Frank Mahon v. The Reading Company

FREEDMAN, Circuit Judge-

(concurring in part and dissenting in part).

I agree that the judgment should be reversed and a new trial awarded. But I believe that on the retrial the defendant should be permitted to inquire on cross-examination if the plaintiff made any acknowledgment that he was available for work, which would contradict his testimony of inability to work as a result of the defendant’s negligence.

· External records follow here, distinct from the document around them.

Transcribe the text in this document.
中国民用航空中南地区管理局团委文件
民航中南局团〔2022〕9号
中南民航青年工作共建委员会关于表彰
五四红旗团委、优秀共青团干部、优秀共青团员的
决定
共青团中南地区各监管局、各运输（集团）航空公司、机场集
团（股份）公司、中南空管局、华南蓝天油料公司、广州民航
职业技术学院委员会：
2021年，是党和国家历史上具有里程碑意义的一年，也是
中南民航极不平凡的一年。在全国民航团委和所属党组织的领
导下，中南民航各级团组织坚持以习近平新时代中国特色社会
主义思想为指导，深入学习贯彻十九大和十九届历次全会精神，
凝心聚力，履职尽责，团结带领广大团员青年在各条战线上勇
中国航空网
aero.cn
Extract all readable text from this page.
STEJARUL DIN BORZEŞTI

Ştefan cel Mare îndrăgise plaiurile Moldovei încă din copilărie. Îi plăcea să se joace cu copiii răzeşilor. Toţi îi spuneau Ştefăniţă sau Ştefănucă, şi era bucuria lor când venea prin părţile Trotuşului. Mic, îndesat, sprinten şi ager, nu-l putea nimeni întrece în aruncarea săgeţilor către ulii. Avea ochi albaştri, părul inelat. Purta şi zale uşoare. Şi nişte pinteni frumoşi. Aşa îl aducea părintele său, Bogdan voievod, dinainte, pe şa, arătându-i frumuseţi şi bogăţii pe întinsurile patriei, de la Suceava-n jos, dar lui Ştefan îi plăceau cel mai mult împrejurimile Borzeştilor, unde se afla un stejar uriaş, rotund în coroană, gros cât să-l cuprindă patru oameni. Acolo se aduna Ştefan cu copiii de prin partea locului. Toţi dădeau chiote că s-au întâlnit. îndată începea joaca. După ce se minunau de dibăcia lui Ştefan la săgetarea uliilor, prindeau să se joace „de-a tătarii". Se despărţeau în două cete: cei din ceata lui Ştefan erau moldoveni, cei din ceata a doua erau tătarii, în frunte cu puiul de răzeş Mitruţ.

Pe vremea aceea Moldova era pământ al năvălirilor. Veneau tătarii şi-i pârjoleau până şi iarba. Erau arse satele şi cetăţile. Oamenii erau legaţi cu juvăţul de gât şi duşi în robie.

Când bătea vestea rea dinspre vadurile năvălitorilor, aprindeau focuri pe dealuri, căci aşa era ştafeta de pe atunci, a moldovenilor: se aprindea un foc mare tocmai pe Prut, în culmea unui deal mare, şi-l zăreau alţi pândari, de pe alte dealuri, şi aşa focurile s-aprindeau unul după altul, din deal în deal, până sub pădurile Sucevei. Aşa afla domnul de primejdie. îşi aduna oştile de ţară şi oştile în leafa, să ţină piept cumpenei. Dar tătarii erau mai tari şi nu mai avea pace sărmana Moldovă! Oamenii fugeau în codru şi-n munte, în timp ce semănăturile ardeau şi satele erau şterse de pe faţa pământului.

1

I do not believe that Eichel v. New York Central Railroad Co., 375 U.S. 253, 84 S.Ct. 316, 11 L.Ed.2d 307 (1963) bars such an inquiry. It is true that it forbids evidence of benefits received under the Railroad Retirement Act1 if offered in mitigation of damages and also bars their use as evidence of a motive for malingering by an employee asserting a claim under the Federal Employers’ Liability Act. These restrictions, however, can be fully maintained while permitting the defendant to exercise a litigant’s time honored right to elicit from a plaintiff his own contradiction of his claim of extensive injury. A trial judge has enough *34discretion to establish adequate safeguards to exclude from the jury the prohibited information and yet at the same time admit relevant evidence.

I think such safeguards can readily be erected here while giving the jury the benefit of important evidence as to the extent of the plaintiff’s injury. Since the court now excludes all of this evidence including what I consider the good along with the bad, I cannot agree with the restrictions imposed on the award of a new trial.